I watched, my heart swelling so big I felt like I couldn’t hold it inside.

Darius, once a stranger, then a friend, and now… something more. Something I couldn’t name. He had been there from the moment I nearly collapsed in the rain with nothing but my swollen belly and a bleeding heart. He had stayed. Through every scream, every bottle, every tiny milestone. My triplets adored him. And truth be told, I did too.

I stood, smoothing my coat. “Well, since you’re already here, wanna walk me to my office?”

“We’d be honored,” Darius said, grinning.

The kids each grabbed one of my hands and one of his, skipping ahead as we walked.

My gaze drifted to the large window at the end of the hall.
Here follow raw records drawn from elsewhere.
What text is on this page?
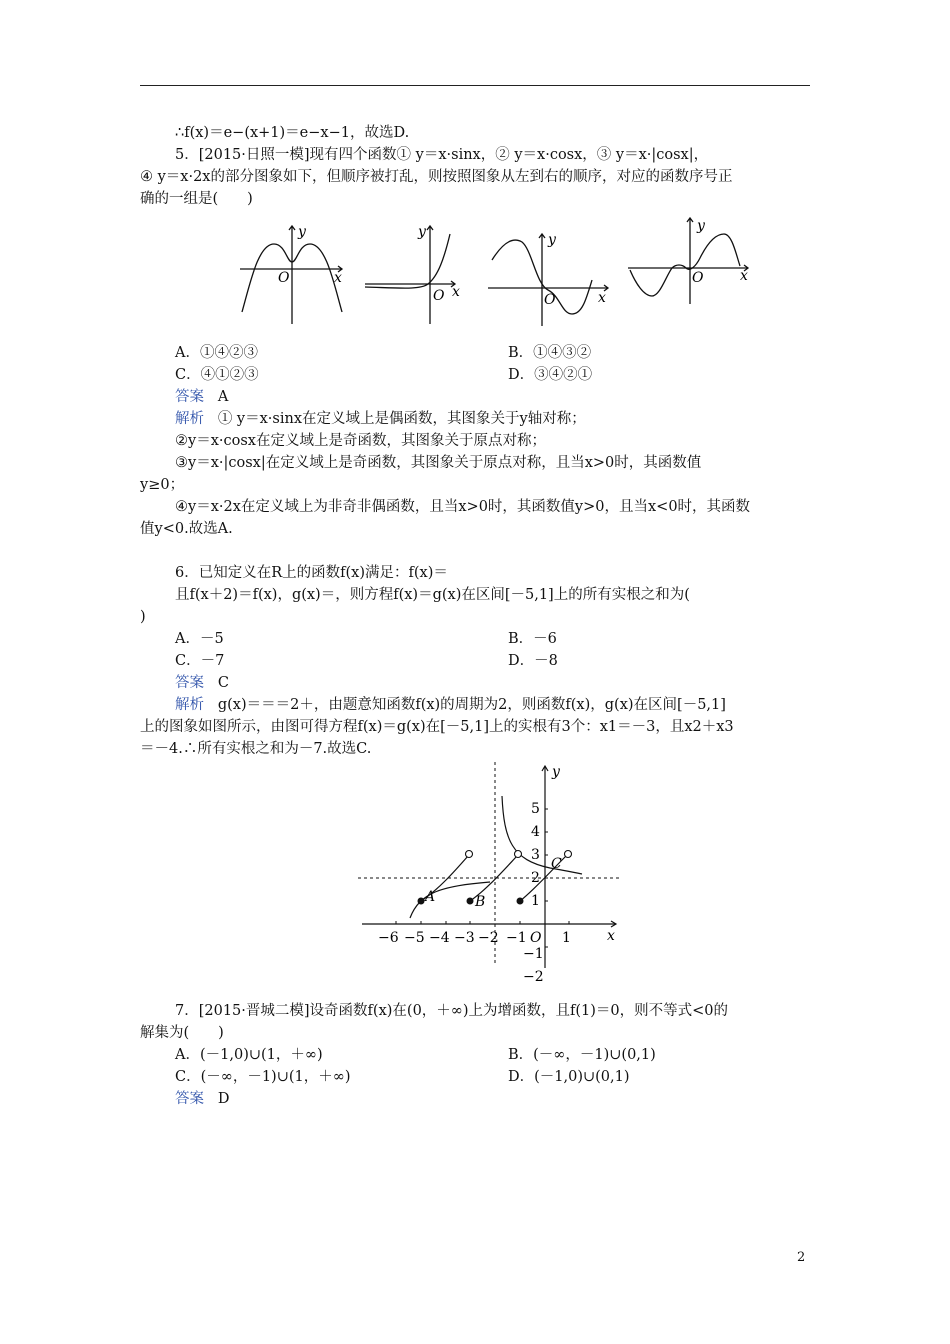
∴f(x)＝e−(x+1)＝e−x−1，故选D.
5．[2015·日照一模]现有四个函数① y＝x·sinx，② y＝x·cosx，③ y＝x·|cosx|，
④ y＝x·2x的部分图象如下，但顺序被打乱，则按照图象从左到右的顺序，对应的函数序号正
确的一组是(　　)
y
O	x
y
O x
y
O	x
y
O	x
A．①④②③	B．①④③②
C．④①②③	D．③④②①
答案 A
解析 ① y＝x·sinx在定义域上是偶函数，其图象关于y轴对称；
②y＝x·cosx在定义域上是奇函数，其图象关于原点对称；
③y＝x·|cosx|在定义域上是奇函数，其图象关于原点对称，且当x>0时，其函数值
y≥0；
④y＝x·2x在定义域上为非奇非偶函数，且当x>0时，其函数值y>0，且当x<0时，其函数
值y<0.故选A.
6．已知定义在R上的函数f(x)满足：f(x)＝
且f(x＋2)＝f(x)，g(x)＝，则方程f(x)＝g(x)在区间[－5,1]上的所有实根之和为(
)
A．－5	B．－6
C．－7	D．－8
答案 C
解析 g(x)＝＝＝2＋，由题意知函数f(x)的周期为2，则函数f(x)，g(x)在区间[－5,1]
上的图象如图所示，由图可得方程f(x)＝g(x)在[－5,1]上的实根有3个：x1＝－3，且x2＋x3
＝－4.∴所有实根之和为－7.故选C.
−6 −5 −4 −3 −2 −1 O 1
5
4
3
2
1
−1
−2
x
y
A	B
C
7．[2015·晋城二模]设奇函数f(x)在(0，＋∞)上为增函数，且f(1)＝0，则不等式<0的
解集为(　　)
A．(－1,0)∪(1，＋∞)	B．(－∞，－1)∪(0,1)
C．(－∞，－1)∪(1，＋∞)	D．(－1,0)∪(0,1)
答案 D
2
Beyond the glass, the sky was painted in shades of soft orange and fading blue, dusk creeping over the city. I paused for a heartbeat, just to breathe it in.

My wolf had never returned. After the rejection, she had vanished like mist at sunrise. I had waited. Hoped. But… nothing. At first, it had broken me. Then I had realized something: I didn’t need her to survive.

I had found something stronger.

Love. Purpose. Peace.

As my children laughed and Darius told them some silly joke that made Aria cackle and Liam roll his eyes in fond embarrassment, I felt that quiet stillness settle inside me again.

This… this was everything.

And I hoped… no, I prayed that it would stay this way.